NOVA - 15 Years of Terror


SUMMARY:  Take a look at the room 9/11 built: The operations center at the National Counterterrorism Center aggregates data in hopes that analysts will be able to predict the next terrorist attack.  With the advent of “social media intelligence,” answers are everywhere, but the challenge is piecing them together.  Science correspondent Miles O'Brien reports.

MILES O'BRIEN (NewsHour):  This is the room 9/11 built, the operations center at the National Counterterrorism Center (NCTC) just outside Washington, D.C.

NICK RASMUSSEN, National Counterterrorism Center:  On a 24/7 basis, we have officers here working in shifts who are consuming, reading, analyzing, and assessing every bit of available information that there is to try to figure out what terrorist threats are aimed at the United States.

MILES O'BRIEN:  Nick Rasmussen is the director here.  The agency itself, and this room in particular, were created to encourage the myriad of intelligence, military and law enforcement organizations involved in national security to share classified information.

This is where they try to connect the dots.

NICK RASMUSSEN:  So, there are probably officers at NCTC from 17 or 18 different government organizations all across the government.  Basically, every three- or four-letter agency that you could probably name, we probably have somebody here at NCTC serving from that organization on a one- or two- or three-year assignment.

MILES O'BRIEN:  The nature of the work here has changed dramatically in recent years.

MAN:  These folks can get radicalized by one group and the baton can be passed to another group.

WOMAN:  The FBI had this man on its radar as early as 2013.

MILES O'BRIEN:  More lone wolves, fewer face-to-face meetings and phone calls, the Internet as a source of inspiration and planning.

MAN:  Self-radicalization doesn't have to take many months or many years.

NICK RASMUSSEN:  Increasingly, what connecting the dots means to me is dealing with the huge, huge volume of publicly available or open source or unclassified information that's out there that may have terrorism relevance.

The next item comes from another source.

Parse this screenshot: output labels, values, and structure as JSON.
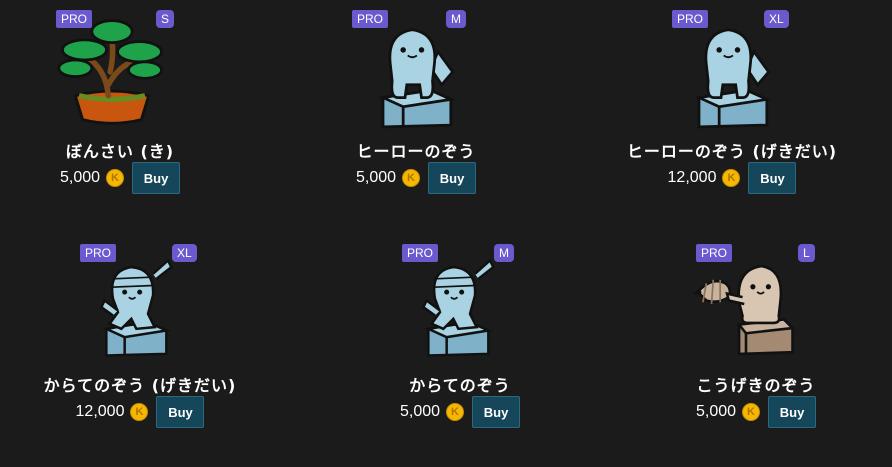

And the work we're doing now with our partners in the intelligence community often doesn't involve really, really sensitive intelligence.  It involves looking at Twitter or looking at some other social media platform and trying to figure out who that individual behind that screen name, behind that handle might actually be and whether that person poses a threat to the United States.

"Why it’s so hard to fight extremist propaganda online" PBS NewsHour 9/7/2016


SUMMARY:  How do you deter people from being seduced by messages of extremism on social media?  Science correspondent Miles O’Brien looks at some of the strategies, including videos that provide a counter-narrative to the Islamic State and a computer program that uses digital signatures to track the movement of images on the internet.